Rector’s Holiday Arrangements
The Douglas Clergy will cover pastoral emergencies from
1st August until 25th August. Telephone 021-4891539
12th August Holy Communion St John’s and St Mary’s : The Rt Revd Michael Mayes
19th August (Service to be decided) St John’s and St Mary’s
Wednesday Services in St Mary’s :
15th August Holy Communion : The Revd Edwin Hunter
22nd August Holy Communion : The Revd Tony Murphy
NOTE: No 7pm Compline in St John’s on Sunday 12th August
PARISH OFFICE AUGUST OPENING HOURS :
Open Wednesday & Friday mornings 9:15-12:15
SHEEP’S HEAD HIKE 2018
Where: Sheep’s Head Way, West Cork
When: 11.00am, Saturday 1 September 2018
It’s that time of year again – everyone’s favourite annual hiking event is back and it’s all systems go in preparation for the big event in West Cork.
The Sheep’s Head Way is one of the most remote parts of Ireland, well-known for its laid-back way of life, friendly people and breath-taking scenery. So whether you’re already an intrepid trekker or want to try it for the very first time, taking part in the Sheep’s Head Hike is a great way to raise money for our global neighbours and challenge yourself at the same time. The annual Sheep’s Head Hike has raised tens of thousands of pounds for our work to continue in communities throughout the world that are living in poverty.
Let’s set a challenge as we celebrate the hike’s 10th anniversary – let’s surpass all previous fundraising efforts!
Registration : To save time on the day, we encourage participants to pre-register however, on-the-day registration is available from 11am at Kilcrohane community Hall. https://www.christianaid.ie/fundraising/sheeps-head-hike
St Fin Barre’s Cathedral will be hosting a Come and Sing Choral Evensong on Saturday 15th September.
Singers from across the diocese are encouraged to support this event and all abilities are most welcome!
There will be a rehearsal at 2pm and the service itself is at 5pm.
Tea and coffee will be served at 4.15pm.
Music will follow shortly to those who reply.

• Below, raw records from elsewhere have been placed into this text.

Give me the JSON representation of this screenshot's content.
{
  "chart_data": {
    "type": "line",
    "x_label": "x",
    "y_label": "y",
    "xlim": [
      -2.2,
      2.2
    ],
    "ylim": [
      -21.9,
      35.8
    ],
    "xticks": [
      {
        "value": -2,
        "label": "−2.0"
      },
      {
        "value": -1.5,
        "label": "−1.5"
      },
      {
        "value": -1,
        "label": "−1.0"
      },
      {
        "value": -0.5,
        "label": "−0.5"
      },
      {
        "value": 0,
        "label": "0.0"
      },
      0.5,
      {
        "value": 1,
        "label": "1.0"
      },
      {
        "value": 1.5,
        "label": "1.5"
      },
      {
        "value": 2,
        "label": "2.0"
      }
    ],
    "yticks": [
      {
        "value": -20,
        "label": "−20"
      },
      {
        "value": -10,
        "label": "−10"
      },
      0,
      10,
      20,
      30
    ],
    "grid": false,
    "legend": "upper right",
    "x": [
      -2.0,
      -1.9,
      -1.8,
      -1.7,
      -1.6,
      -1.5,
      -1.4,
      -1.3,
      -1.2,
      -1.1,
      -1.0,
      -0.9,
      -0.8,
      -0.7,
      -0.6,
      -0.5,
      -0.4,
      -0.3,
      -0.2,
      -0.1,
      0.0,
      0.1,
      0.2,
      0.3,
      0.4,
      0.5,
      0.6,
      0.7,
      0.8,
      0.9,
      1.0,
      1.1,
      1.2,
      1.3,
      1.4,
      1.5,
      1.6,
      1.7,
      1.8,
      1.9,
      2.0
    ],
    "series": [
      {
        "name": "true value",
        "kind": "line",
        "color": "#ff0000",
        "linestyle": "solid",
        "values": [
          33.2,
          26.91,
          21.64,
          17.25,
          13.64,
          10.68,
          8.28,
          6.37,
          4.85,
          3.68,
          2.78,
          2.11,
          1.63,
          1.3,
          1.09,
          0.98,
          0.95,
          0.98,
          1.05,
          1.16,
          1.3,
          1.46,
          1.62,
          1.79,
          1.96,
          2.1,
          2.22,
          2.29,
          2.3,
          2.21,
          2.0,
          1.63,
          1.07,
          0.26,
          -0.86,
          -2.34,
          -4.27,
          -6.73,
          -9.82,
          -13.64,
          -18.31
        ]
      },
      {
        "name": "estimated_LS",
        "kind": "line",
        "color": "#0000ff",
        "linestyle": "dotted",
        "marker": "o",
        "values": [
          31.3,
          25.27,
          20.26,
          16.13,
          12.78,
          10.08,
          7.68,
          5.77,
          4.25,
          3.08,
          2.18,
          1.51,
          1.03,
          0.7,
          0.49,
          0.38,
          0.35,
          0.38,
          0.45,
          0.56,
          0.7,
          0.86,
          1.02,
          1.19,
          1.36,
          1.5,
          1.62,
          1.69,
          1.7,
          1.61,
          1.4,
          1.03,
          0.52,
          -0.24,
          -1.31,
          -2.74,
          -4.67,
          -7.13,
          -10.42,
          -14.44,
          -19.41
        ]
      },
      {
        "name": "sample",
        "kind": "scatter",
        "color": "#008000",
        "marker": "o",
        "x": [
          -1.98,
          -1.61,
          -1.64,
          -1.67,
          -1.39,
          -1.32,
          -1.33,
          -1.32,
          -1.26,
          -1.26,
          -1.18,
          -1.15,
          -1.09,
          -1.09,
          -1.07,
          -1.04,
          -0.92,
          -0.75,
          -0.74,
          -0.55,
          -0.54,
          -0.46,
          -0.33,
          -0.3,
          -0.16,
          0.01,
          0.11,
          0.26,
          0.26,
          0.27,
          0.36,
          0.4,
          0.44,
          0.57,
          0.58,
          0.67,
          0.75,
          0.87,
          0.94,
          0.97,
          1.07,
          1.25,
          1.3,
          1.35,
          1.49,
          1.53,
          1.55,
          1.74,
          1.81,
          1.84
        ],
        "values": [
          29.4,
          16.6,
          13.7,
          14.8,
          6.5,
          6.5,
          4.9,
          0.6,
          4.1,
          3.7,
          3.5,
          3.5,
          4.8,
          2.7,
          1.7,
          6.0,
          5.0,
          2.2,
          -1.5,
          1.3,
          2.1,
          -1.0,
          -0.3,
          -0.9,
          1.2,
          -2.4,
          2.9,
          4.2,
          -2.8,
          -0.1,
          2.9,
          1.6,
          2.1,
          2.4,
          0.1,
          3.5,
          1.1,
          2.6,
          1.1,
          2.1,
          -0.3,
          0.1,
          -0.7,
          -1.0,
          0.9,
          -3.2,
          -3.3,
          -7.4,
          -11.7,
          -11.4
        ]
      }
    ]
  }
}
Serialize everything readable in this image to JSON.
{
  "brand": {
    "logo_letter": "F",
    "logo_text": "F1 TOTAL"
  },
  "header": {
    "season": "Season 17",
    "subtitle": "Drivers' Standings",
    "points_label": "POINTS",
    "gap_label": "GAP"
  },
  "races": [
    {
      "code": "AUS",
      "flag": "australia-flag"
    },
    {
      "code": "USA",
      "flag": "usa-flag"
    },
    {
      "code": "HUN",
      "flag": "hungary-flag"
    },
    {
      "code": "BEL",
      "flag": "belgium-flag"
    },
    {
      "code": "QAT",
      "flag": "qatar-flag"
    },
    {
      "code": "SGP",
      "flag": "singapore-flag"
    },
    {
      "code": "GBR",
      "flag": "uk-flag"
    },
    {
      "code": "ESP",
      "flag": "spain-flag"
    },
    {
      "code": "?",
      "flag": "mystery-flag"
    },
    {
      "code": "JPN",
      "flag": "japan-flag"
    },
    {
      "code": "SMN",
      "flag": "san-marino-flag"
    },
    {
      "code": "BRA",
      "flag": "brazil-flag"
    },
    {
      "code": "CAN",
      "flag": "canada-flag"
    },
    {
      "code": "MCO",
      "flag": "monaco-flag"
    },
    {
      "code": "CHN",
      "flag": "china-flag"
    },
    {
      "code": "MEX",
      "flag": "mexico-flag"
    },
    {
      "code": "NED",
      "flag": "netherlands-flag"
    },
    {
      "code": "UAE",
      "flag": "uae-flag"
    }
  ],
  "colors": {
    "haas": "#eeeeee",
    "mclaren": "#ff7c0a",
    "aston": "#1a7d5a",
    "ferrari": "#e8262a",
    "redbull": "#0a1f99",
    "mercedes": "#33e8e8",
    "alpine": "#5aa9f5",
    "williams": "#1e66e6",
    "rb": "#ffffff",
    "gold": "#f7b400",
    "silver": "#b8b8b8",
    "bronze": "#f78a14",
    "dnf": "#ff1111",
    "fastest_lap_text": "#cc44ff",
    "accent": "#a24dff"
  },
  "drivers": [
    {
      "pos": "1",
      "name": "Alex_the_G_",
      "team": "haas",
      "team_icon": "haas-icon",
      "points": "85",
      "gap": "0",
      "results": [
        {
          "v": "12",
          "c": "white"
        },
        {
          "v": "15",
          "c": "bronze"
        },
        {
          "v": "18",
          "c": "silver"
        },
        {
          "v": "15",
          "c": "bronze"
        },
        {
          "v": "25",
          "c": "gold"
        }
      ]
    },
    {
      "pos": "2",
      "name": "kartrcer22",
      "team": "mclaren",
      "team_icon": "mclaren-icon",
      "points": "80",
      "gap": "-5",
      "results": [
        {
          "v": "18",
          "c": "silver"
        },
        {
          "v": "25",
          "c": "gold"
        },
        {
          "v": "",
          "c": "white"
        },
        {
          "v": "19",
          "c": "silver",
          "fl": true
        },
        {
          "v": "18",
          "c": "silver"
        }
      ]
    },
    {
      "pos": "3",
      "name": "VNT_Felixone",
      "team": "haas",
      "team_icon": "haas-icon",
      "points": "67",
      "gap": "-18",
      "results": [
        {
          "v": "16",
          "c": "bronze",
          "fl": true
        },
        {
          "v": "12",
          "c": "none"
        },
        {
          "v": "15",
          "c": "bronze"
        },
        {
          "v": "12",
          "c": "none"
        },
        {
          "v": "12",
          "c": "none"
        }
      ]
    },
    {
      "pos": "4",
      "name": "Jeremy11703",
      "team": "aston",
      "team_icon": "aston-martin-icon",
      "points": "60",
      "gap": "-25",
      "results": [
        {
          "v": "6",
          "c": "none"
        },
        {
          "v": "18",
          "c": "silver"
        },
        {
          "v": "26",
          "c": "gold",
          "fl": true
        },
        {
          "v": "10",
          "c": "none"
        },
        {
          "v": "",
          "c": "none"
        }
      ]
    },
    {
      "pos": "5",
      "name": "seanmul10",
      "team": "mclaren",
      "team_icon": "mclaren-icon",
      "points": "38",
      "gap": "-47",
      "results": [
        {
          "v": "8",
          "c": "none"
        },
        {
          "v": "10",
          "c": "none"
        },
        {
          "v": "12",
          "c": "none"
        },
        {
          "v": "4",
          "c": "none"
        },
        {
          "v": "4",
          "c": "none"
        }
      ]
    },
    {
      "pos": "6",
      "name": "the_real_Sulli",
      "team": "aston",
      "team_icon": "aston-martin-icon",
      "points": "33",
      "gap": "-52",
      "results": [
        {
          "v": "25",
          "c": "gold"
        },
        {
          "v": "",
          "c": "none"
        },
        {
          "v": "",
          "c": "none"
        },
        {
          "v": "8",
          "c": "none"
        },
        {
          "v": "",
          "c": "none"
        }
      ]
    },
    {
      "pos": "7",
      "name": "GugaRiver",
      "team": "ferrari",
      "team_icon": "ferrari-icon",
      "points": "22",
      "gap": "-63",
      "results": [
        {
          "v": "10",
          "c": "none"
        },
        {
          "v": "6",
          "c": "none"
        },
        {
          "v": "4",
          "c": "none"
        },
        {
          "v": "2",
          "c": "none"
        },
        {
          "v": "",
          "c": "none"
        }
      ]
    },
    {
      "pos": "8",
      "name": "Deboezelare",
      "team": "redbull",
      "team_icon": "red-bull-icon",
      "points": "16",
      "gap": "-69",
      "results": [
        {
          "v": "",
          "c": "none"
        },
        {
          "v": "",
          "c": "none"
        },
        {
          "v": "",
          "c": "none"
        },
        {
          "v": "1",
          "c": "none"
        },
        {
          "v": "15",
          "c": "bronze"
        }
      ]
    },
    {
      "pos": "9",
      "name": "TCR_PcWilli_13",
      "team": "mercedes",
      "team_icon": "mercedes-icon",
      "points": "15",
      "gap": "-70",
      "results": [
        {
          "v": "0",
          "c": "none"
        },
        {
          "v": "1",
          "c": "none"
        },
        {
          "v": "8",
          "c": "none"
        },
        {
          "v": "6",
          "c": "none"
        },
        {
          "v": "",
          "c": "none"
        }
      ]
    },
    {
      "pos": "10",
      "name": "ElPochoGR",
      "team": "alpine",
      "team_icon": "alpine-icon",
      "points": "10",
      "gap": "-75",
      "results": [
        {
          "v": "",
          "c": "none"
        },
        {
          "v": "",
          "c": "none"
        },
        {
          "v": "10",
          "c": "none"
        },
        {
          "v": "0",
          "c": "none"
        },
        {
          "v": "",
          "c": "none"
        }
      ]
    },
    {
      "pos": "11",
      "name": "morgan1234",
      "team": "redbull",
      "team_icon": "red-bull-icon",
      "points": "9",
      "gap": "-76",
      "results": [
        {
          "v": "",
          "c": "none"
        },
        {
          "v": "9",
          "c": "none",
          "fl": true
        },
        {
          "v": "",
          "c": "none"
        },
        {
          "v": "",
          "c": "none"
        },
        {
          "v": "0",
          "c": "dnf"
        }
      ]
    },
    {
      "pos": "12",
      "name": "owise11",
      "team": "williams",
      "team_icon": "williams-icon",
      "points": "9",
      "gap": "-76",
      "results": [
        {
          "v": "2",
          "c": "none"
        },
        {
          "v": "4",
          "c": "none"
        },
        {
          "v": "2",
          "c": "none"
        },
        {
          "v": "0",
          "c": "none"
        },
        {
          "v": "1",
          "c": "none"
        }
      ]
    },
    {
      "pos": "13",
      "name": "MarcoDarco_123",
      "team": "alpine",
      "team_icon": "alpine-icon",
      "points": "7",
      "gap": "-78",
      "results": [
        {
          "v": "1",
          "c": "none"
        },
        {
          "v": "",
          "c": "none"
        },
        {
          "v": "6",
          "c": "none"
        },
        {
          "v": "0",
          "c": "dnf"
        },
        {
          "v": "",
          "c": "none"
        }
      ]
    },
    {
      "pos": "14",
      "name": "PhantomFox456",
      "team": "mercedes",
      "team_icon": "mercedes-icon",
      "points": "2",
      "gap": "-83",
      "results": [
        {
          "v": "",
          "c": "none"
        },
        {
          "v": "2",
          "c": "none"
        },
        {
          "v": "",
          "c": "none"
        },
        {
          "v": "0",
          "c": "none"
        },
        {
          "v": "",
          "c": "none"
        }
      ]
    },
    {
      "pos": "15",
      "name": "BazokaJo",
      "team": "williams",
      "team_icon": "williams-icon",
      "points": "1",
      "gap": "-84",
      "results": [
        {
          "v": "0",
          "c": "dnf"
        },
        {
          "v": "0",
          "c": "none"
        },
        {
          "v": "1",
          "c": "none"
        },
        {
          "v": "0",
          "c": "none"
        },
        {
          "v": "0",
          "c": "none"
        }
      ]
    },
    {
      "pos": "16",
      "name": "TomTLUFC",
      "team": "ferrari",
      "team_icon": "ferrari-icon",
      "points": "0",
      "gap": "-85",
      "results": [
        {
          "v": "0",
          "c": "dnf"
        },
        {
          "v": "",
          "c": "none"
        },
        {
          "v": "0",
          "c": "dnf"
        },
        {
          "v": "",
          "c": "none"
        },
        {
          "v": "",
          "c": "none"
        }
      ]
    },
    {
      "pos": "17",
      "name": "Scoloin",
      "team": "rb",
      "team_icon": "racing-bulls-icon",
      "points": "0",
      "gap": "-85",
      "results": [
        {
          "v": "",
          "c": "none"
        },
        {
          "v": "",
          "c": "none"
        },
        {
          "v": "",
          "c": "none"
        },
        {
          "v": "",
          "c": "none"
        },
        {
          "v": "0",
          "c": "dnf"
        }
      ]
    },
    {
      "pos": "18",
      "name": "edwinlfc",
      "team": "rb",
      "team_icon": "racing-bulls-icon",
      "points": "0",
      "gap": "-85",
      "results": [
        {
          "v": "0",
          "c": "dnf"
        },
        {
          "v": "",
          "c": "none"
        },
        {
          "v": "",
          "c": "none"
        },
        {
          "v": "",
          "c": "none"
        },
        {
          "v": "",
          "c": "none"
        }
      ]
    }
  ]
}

Please let Peter Stobart know if you are planning on attending: firstname.lastname@example.org
15th August Holy Communion 10:30am St Mary’s Church
4th Sept Mothers’ Union Day out to Dunmanway 11am
13th Sept Friendship Club 11am Rectory
19th Sept Mothers’ Union Service 8pm St Mary’s Church
21st Sept Culture Night : Art Exhibition in Parish Hall
23rd Sept Blessing of Animals Service 11am St Mary’s Church
30th Sept United Harvest Service 11:15am St Mary’s Church
Preacher : Mr Keith Roberts
1st Oct Theological Book Circle 8pm Rectory
6th Oct Harvest Supper 7:30pm Canon McCrea Hall
7th Oct United Harvest Service 11:15am St John’s Church
Preacher : The Revd Edwin Hunter
Random Notes No. CCLXXX
“The Cork sense of humour is unique. There is a gentleness and warmness in our misfortune that is unbridled. This is reflected in George Carpenter’s autobiography when he talks about Cork city in the early 1930’s…
“Cork had at that time several characters such as Annie Duffy, Klondyke, Spit-in-the can and Touch. Poor Annie was harmless but one kept out of her way. If not, you might get a wallop of her umbrella or a lash of her tongue. The story goes that once she was from a good family and engaged to a British army officer. The time was coming near for the marriage when Annie heard that the officer was already married and had a wife in England. This upset the poor girl and she became disturbed.
Klondyke was a First World War veteran and was suffering from shell shock. He walked around town with his trousers tucked up and white spats; he also carried a stick and wore a bowler hat and a swallowtail coat. He walked up Pana saluting all the ladies and taking his hat off with a flourish. One year the students from UCC put him up for the Cork Corporation. They worked hard and got great support from the public and he got elected. The students decided to make him an honorary doctor and they held the conferring ceremony on St Patricks Bridge. To confirm it they dunked him into the river and brought him out before he sank. While he was in the Corporation he worked hard to get a toilet for women and at a meeting of the Corporation he was asked if it was a urinal he wanted. “No” he replied, “it’s an arsenal I want”. He got it erected near the Opera House and the people called it the Klondyke memorial.
Spit-in-the-can was, I believe, a retired nurse who had a breakdown. She usually stood near a corner with a tin in her hand. The tin was not to collect money, but when the spirit moved her she just spat into the tin and walked away. She was a harmless creature.
Touch would walk through the streets and his hand would go up and touch you very daintily if you were nearby. A stranger might get upset but all was forgiven when they saw her walk away with a swagger.”